What's wrong with the Pirates?


I keep hearing this question, as if people haven't noticed the last 14 years of Pirates baseball and this is some sort of new development. Well, I've been paying attention for a while now, and what's happening this year is for certain nothing new. So, as we began by asking, what's wrong with the Buccos? Short answer: The Pirates are the worst-run organization in professional sports, hands-down, from the owner to the general manager and his staff to the coaches. And, because of all that, and in regards to this year's struggles, they don't have all that many players who are good at baseball. Sure we have a few: Jason Bay (who's great at baseball), Freddy Sanchez, Adam LaRoche, Ian Snell (who's probably the most fun-to-watch Pirate in years), Tom Gorzelanny, Matt Capps, and some other serviceable folk, but (and I'm blaming this on Dave Littlefield), we don't have enough.

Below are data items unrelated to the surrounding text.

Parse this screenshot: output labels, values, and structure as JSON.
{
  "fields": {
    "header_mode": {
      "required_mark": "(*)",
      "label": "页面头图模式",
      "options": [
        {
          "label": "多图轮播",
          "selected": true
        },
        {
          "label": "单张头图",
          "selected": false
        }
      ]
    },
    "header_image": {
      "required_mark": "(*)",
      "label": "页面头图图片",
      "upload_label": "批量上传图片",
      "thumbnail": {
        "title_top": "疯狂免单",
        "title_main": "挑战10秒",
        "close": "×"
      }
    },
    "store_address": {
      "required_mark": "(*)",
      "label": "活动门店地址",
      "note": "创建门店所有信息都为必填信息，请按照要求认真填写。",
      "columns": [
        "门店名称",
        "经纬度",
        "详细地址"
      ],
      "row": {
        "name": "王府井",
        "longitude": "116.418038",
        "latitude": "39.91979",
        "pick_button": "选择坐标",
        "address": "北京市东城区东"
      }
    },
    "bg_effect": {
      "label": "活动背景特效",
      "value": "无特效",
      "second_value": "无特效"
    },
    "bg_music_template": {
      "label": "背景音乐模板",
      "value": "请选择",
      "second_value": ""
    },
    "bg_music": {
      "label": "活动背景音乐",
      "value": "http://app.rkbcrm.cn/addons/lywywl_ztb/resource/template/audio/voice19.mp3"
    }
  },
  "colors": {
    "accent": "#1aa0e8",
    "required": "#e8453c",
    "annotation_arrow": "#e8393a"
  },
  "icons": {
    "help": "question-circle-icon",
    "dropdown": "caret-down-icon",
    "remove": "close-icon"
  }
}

The latest and worst example of this ineptitude is Oliver Perez, who's pitching like an ace again for the New York Mets. We traded him, basically as a throw-in, for part-time outfielder Xavier Nady. At the time the trade didn't look all that smart but now it looks downright stupid, because Perez has rediscovered his 2004 form, striking out batters and dominating. We couldn't fix what ailed Ollie (actually, we broke him in the first place), the Mets could fix him it seems, and to sum it up, we made a series of bad baseball moves and decisions and gave away an ace because of it.

And then there's what happened today. The Pirates, with the fourth pick in the 2007 entry draft, take a college reliever. For a team like the Pirates that refuses to spend any money (and really, we're just about the only team that still doesn't), building from within, from our own system, is absolutely a must, which makes the first-year player draft probably the most important day of the year for the Pirates future. (And by the way, our system is awful.) We will never (save a Mark Cuban purchase of the team) spend money with the big boys, but it's inexcusable that we refuse to spend money with the Reds, Brewers, Royals and teams from similar markets. And we did that today. We over-drafted on a college pitcher projected at best to be a closer and passed on a potential franchise catcher and loads of other more talented position players and pitchers, because we wouldn't (not couldn't) sign those better players. That, or the people responsible for drafting are actually just stupid. And I suppose it could just as easily be the latter.

I'm upset. I'm disappointed. But I'm not surprised. As I said, the Pirates are the worst-run franchise in professional sports. The ownership has no commitment to winning and the GM and scouting director are completely clueless or just gutless. Either way the Pirates are bad now, and they look to be indefinitely if the makeup of the front office remains the same.

I hate to be a downer, especially after a fine win like today's. Snell pitched seven strong, as he always seems to now (if not 8) and Capps pitched a great two innings for the win, thanks to Bay's eight-inning blast. We'll continue to have wins like this, maybe 70-some a year. One of these years we'll get lucky and win 82. But the main thing this weekend's trek to Yankee Stadium (to see the Rocket's return to the Bronx, by the way) will remind me is that the Pirates are a long way away from being a good baseball team and way farther from being a good baseball organization.

But, I won't let all that dampen my enthusiasm about my Buccos. Or I'll try not to. As I said, I'm seeing Saturday's game at Yankee Stadium with a bunch of my buddies and both of my brothers and I'll be there in my Jason Bay black and gold t-shirt, cheering for the good guys and loathing the Evil Empire in person. A lot of Pirate fans are under the impression that the best thing we can do now is not give the current ownership group one more penny by going to games. I'm not sure if I'm willing to go that far, because watching, rooting for and following the Pirates (even in their current pitiful state) is one of my all-time favorite things to do.